Most unbiased scientists seem to agree the use of fossil fuels is having a profoundly damaging effect on the environment, not least because of greenhouse gases contributing to climate change. Imagine for a moment we find a cheaper, cleaner alternative - for example, we find a much more efficient way of turning solar power into electricity. What happens to this cheaper, cleaner energy? Much more of it gets used, to do whatever work we want it to do. Most work generates heat energy as a by-product. So instead of affecting the climate via the production of greenhouse gases, we would be affecting it directly by adding heat to the atmosphere. Just imagine the increased number of air-conditioners, and the increased hours of their use, with cheaper electricity. Lots more cooler homes = far more 'waste' heat being vented.

  • Mar 16 2011: Yes we should be focussing on energy efficiency, and plentiful cheap energy might be like cheap oil encouraging gas-guzzlers. With shortage, then efforts go into greater efficiency. Strongest focus on energy efficiency would happen if energy rationing were introduced - but that may be politically unpalatable even if phased over time and even though it needn't mean sacrificing lifestyle (e.g. low energy bulb can be substitute tungsten).

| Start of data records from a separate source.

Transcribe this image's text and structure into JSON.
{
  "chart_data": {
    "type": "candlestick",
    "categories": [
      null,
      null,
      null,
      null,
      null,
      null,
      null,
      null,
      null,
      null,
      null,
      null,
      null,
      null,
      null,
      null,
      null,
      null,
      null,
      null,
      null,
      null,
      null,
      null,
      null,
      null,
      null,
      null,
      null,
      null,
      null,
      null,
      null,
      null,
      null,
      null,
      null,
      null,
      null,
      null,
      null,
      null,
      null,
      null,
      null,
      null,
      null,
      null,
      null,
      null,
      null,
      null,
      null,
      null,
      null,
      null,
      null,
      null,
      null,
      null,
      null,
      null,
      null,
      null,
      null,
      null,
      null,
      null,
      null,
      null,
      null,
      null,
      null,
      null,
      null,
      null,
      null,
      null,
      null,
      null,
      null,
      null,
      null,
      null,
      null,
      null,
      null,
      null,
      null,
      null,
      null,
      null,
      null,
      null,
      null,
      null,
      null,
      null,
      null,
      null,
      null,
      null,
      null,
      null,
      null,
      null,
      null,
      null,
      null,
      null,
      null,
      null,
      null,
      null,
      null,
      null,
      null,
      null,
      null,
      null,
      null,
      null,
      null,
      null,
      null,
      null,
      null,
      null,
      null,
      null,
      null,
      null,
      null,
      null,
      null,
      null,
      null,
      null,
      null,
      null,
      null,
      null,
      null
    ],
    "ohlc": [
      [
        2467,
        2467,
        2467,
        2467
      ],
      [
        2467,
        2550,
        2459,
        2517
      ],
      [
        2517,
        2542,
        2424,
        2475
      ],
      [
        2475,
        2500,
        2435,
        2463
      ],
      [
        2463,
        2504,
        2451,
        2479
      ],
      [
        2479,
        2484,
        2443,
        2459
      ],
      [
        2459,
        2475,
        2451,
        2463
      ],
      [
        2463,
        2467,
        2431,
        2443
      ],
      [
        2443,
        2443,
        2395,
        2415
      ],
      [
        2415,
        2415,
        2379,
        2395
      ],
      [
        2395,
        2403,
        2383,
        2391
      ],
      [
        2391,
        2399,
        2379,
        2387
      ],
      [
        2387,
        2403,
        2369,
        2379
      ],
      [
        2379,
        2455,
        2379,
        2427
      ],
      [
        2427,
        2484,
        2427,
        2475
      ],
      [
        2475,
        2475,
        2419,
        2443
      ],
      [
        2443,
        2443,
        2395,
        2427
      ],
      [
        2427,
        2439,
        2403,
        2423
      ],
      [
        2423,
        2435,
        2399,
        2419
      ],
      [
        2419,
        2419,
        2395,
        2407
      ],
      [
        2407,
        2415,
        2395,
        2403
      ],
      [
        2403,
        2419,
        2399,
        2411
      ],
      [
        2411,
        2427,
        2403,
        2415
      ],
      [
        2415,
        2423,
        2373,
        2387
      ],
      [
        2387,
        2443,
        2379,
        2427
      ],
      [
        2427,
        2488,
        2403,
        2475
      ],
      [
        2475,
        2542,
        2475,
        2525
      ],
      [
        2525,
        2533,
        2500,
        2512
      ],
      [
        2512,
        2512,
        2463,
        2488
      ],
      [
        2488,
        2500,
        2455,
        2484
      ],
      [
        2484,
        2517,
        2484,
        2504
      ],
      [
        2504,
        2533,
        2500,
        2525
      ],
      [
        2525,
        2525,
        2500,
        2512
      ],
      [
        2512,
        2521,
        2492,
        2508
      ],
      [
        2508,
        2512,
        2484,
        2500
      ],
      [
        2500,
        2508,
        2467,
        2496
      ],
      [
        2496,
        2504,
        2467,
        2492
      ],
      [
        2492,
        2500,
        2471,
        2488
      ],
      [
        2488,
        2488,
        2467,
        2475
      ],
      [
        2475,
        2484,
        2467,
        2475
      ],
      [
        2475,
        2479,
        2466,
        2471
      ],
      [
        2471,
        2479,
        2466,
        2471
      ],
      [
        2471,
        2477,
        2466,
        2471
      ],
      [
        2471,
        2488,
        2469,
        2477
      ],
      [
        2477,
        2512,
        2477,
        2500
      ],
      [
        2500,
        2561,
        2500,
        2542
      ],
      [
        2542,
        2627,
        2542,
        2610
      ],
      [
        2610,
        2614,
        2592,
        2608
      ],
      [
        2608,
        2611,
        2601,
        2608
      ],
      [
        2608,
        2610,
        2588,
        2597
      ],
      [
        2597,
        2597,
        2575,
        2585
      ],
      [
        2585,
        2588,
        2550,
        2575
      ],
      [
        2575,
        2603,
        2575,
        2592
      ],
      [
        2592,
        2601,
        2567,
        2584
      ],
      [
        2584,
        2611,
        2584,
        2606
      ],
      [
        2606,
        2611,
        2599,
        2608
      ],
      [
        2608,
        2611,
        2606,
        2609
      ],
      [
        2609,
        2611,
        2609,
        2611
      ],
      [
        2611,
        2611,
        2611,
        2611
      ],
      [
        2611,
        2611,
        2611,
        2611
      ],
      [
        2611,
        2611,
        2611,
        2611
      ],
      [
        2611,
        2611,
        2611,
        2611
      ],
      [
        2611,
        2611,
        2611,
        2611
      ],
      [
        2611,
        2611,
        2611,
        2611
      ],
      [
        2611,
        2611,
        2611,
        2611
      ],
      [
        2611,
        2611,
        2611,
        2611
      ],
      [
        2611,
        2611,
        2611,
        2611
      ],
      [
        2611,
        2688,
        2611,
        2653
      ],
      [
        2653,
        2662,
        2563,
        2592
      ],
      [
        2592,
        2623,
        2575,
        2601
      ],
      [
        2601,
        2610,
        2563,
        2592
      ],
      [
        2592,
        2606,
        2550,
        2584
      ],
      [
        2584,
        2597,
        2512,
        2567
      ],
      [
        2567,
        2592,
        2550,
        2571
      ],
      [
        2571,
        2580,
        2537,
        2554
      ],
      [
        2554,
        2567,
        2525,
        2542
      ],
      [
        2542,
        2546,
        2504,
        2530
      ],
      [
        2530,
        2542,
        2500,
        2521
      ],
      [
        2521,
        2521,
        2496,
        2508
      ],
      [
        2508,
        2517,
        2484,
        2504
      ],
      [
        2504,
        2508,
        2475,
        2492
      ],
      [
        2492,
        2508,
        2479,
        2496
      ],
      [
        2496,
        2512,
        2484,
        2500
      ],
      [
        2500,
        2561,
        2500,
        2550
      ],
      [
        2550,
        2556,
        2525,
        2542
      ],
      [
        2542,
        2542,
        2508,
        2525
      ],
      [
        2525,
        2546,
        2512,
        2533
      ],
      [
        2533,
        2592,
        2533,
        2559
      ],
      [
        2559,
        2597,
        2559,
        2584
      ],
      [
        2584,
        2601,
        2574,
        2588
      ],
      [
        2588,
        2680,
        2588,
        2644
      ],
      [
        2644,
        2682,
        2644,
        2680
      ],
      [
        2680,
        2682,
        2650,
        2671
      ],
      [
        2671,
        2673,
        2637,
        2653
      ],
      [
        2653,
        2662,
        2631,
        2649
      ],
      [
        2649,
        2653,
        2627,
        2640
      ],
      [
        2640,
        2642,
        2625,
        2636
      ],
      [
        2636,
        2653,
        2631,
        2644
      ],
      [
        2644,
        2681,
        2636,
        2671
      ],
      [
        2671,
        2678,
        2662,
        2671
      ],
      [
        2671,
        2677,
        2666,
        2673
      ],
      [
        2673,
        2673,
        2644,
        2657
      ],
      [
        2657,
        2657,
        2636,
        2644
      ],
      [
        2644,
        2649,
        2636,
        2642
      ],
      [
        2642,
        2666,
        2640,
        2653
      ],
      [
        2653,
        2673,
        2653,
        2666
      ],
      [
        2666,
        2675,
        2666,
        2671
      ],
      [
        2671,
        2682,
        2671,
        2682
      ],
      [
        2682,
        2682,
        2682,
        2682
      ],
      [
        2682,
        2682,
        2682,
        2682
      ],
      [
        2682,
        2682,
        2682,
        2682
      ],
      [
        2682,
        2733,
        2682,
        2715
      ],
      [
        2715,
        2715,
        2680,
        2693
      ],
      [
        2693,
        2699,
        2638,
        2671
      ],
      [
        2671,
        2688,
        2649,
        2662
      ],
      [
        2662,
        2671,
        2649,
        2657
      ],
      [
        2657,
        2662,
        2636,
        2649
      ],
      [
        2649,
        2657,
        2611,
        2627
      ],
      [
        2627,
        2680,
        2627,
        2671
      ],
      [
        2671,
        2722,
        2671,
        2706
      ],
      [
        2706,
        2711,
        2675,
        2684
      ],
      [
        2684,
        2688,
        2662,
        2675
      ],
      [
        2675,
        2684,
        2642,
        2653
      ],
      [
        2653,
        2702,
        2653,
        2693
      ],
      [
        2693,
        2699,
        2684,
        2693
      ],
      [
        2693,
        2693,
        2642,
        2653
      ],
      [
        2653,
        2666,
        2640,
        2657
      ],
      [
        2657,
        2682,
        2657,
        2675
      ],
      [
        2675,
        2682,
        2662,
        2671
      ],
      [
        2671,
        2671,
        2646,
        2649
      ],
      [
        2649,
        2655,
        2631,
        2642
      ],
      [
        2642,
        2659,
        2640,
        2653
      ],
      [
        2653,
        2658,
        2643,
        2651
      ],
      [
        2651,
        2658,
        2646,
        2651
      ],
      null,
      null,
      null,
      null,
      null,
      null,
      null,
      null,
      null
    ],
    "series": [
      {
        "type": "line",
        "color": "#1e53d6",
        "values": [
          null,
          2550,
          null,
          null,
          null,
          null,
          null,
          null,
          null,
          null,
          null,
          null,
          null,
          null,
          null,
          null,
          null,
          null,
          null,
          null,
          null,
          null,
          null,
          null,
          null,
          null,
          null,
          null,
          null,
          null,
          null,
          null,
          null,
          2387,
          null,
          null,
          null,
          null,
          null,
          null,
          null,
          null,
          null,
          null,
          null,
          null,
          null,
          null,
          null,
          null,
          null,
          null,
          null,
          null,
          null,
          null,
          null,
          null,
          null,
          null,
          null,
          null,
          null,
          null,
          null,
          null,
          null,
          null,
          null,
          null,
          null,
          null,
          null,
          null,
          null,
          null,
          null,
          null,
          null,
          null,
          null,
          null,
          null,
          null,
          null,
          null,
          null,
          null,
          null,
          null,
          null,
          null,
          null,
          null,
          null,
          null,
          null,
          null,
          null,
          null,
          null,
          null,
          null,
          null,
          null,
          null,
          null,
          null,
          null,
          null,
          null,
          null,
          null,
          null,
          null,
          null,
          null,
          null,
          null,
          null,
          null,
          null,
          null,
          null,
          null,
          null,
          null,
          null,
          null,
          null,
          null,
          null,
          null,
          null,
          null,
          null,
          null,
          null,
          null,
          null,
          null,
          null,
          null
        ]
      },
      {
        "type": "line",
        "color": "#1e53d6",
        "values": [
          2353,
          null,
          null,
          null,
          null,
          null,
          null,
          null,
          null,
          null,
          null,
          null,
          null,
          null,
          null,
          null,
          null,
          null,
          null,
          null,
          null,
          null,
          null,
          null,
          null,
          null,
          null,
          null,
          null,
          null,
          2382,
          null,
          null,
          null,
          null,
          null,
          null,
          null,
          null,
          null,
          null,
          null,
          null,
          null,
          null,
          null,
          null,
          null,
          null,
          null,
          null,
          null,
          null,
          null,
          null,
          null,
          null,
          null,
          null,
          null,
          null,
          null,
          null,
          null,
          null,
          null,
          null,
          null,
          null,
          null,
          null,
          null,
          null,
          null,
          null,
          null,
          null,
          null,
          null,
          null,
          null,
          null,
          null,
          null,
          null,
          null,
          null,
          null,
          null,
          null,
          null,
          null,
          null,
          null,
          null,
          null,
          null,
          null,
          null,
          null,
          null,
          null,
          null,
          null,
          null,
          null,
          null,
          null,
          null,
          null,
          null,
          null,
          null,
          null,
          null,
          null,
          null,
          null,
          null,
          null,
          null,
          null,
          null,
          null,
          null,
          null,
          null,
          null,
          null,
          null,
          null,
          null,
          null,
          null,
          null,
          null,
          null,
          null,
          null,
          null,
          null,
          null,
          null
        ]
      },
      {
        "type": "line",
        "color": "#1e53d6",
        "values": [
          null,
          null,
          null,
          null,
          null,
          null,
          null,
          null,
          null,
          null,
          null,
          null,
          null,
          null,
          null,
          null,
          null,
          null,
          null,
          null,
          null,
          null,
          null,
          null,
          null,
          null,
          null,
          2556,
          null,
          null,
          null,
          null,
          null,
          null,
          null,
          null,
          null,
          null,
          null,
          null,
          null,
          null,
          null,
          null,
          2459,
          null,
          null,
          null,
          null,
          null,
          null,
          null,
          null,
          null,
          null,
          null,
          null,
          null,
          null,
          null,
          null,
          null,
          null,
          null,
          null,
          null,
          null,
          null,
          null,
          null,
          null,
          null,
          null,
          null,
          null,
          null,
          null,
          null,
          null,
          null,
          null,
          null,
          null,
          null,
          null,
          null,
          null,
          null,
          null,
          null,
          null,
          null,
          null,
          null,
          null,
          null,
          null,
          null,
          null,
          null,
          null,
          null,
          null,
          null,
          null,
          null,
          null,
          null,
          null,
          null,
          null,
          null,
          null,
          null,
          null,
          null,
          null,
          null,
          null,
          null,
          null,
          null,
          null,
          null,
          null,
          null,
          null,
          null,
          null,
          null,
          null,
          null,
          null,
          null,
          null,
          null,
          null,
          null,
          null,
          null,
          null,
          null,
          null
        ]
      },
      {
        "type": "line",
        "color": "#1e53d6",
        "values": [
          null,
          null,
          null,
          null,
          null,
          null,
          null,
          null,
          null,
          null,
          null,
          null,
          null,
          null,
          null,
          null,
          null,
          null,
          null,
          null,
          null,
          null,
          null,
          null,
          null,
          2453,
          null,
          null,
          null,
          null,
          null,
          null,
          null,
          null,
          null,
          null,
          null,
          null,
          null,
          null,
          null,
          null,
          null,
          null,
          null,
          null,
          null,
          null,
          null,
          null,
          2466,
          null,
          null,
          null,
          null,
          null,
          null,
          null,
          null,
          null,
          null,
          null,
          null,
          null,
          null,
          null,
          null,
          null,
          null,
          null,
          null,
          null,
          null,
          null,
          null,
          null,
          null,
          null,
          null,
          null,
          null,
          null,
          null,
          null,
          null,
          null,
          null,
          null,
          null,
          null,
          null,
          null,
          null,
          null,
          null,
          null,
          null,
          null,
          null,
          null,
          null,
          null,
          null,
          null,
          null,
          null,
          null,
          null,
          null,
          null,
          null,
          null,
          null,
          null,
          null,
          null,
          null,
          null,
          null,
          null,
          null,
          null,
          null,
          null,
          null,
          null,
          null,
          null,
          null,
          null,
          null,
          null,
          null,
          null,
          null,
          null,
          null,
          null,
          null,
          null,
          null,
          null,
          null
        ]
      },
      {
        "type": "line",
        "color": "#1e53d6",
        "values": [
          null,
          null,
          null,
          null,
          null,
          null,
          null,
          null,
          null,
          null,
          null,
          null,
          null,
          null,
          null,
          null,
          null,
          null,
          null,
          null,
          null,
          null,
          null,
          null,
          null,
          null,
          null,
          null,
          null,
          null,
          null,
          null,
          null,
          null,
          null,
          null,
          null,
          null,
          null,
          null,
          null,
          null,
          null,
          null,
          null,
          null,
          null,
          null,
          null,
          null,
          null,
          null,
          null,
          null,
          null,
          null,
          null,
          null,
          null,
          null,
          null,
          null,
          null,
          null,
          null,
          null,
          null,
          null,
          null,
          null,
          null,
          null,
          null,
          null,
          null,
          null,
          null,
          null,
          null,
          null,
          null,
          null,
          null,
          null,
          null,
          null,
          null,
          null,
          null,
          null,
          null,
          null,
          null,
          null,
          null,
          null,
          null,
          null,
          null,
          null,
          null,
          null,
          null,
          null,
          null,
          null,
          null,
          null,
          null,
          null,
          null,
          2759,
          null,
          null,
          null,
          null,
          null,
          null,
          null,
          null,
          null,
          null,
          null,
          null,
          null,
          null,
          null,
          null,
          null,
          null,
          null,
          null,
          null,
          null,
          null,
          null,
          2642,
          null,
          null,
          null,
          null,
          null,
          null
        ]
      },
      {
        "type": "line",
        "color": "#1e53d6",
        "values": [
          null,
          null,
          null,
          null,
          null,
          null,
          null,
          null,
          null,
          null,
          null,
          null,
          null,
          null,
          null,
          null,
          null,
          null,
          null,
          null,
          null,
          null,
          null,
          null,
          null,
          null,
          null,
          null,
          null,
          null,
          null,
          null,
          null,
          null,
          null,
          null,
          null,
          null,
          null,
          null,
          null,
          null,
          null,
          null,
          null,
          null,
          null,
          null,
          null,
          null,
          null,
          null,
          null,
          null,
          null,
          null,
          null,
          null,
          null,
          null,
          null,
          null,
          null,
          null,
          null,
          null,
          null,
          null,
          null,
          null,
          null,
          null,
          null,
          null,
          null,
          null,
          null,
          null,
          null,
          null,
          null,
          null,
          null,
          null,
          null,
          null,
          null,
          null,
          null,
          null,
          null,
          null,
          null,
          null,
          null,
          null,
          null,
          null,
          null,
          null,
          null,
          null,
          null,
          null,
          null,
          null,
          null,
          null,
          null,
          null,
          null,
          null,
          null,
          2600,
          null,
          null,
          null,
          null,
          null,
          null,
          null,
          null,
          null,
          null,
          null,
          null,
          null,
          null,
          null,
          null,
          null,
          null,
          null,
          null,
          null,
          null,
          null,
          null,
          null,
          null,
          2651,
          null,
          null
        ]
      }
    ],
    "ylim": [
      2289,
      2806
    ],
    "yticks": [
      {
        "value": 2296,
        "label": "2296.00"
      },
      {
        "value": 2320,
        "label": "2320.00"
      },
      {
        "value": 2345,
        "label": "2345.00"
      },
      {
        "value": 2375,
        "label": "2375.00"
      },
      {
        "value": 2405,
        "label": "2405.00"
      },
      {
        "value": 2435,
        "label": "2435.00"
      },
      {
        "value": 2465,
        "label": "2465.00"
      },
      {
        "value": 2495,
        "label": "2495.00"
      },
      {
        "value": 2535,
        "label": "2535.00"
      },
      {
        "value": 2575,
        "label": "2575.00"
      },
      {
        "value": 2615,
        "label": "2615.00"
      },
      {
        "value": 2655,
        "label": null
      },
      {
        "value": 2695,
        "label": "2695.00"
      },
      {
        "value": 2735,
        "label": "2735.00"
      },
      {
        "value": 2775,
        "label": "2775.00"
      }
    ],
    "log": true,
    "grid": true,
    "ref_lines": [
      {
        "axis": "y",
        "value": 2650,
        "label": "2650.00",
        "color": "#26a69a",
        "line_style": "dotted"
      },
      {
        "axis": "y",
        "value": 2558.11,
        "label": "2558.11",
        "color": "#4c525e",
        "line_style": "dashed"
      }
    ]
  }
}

Another approach might be introduction of minimum energy efficiency standards for various appliances - in similar way to how emission levels for cars were set. Requirements would then be imposed on the manufacturer rather than consumer.

    (It is not just generators that are inefficient - a great deal of electricity produced is lost in transmission over power lines - 10% or more can go in line loss).
  • Mar 4 2011: I was going to post something similar, but I stumbled upon your idea before I did. I've asked the same questions that you ask. I agree that waste heat is a potentially huge problem that I am frankly surprised is getting so little attention. In fact, it changes climate more obviously than greenhouse gases. Maybe not yet on a massive scale, but one cannot deny that heated microclimates are being created around populated areas like cities and industrial centres. You can't say that this has no effect on the big picture.

    Secondly, I think your efficiency idea is spot on. Most generators and transducers, of all types, are incredibly inefficient. There is so much energy being wasted through friction in mechanical devices like engines, infrared radiation (in light bulbs for example) and even the friction between a vehicle and air (where do you think all the energy in you momentum goes when you take your foot off the gas?) That's a lot of power being released willy-nilly into the environment. Who knows what will happen?

    Engineers, instead of focusing on hydrogen and electrical power, should work on making transducers more effective. People don't realize the extent of power hidden in the smallest amount of fossil fuels. It's just that it is mostly lost. I believe that we would actually have longer lasting energy by making use of fossil fuels' full potential, rather than using up the world's lithium supplies and greatest minds in developing electric cars while gasoline and nearly all of it's priceless energy is literally being left to burn away.